Yine bir başka üst düzey bürokrat olan S.Y. için, ‘Eşi TİB’de çalışıyor. Tehlikeli.’ notu düşüldü. Üst düzey bürokratlardan A.K. için ‘Maliye’de sicili bozuk. H.T.’nin kankası.’ ifadesi kullanılırken, A.A. isimli bürokrat için de ‘Deniz Feneri Üyesi’ değerlendirmesi yapıldı.
Görevden alınacak bürokratlarla ilgili olarak, bu kişilerin müşavir kadrosuna atanmaması gerektiği vurgulandı. Raporda özetle, “Müşavirlik kadrosu bu kişiler için bir nimet olacaktır. Bu rahatlığın bozulabilmesi için Doğu ve Güneydoğu illerimize görevlendirme ile gönderilebilecekleri düşünülmelidir.” denildi. Raporda, K.Ö.E., B.K., S.Ç., M.K., P.I., M.Ö. ve T.P. isimli bürokratların MHP; A.İ.Ç, N.H., C.E., N.Ö., N.U., E.T. isimli bürokratların da CHP kökenli oldukları kaydedildi.

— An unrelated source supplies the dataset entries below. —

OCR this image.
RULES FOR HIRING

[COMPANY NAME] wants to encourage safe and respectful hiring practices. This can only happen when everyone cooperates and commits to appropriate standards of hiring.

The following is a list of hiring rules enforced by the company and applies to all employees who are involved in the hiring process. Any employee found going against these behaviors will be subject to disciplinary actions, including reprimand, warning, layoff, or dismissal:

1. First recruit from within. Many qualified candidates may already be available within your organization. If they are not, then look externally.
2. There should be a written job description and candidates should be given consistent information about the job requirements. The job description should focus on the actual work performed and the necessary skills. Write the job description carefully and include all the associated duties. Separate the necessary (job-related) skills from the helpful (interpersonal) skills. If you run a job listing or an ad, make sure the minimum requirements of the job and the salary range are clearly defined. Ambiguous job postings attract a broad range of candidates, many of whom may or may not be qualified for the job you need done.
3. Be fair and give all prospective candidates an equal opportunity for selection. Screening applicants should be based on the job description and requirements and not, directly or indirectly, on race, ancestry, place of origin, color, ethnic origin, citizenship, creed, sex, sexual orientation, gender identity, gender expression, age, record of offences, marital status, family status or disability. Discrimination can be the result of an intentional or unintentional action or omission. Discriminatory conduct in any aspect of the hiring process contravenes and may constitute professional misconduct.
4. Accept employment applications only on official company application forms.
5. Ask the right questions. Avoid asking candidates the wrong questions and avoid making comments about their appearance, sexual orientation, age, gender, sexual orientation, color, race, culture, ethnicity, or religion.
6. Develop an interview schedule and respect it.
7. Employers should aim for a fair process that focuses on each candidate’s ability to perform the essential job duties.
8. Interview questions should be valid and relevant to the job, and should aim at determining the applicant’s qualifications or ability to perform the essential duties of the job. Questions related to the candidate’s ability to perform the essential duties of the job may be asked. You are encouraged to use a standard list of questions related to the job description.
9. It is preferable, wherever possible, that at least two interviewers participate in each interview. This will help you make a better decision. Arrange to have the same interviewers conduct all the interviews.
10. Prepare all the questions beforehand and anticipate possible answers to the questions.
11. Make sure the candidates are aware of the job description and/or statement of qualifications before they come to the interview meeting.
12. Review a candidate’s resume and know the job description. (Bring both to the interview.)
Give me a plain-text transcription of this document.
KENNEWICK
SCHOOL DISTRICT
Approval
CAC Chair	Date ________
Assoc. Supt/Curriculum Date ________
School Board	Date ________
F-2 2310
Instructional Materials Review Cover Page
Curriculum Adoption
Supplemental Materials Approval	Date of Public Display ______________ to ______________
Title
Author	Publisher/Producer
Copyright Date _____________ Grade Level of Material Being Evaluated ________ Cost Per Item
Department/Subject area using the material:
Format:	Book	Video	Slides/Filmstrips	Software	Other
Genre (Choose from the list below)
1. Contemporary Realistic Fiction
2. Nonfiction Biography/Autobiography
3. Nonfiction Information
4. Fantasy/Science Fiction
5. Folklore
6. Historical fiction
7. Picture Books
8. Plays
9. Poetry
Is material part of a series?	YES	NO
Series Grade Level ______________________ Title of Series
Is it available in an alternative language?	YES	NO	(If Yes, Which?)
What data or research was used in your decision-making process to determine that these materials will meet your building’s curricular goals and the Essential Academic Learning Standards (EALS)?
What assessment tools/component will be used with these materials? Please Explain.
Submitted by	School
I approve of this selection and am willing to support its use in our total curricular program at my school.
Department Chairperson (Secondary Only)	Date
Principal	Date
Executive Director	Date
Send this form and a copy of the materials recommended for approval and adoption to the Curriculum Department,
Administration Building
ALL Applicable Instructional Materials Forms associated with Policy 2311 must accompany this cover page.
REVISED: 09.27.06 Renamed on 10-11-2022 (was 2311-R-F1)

Bürokratların aynı sohbet ortamında bulunduğu arkadaşları tarafından fişlenmesi ise fişlemelerde yaşanan cinnetin boyutlarını gözler önüne serdi. Raporda, T.Ş. isimli bir bürokratın bir grup içinde Başbakan’a küfrettiği belirtilerek, söz konusu bürokrattan bunun hesabının sorulması istendi. Raporda, “Özellikle Sayın Başbakan’ımıza kalabalık bir topluluk önünde T.Ş. tarafından yapılan küfür hafızalarda unutulmamıştır. Psikolojik üstünlük kurma açısından gereği daha fazla bekletilmeden cevabı verilmelidir.” ifadesine yer verildi.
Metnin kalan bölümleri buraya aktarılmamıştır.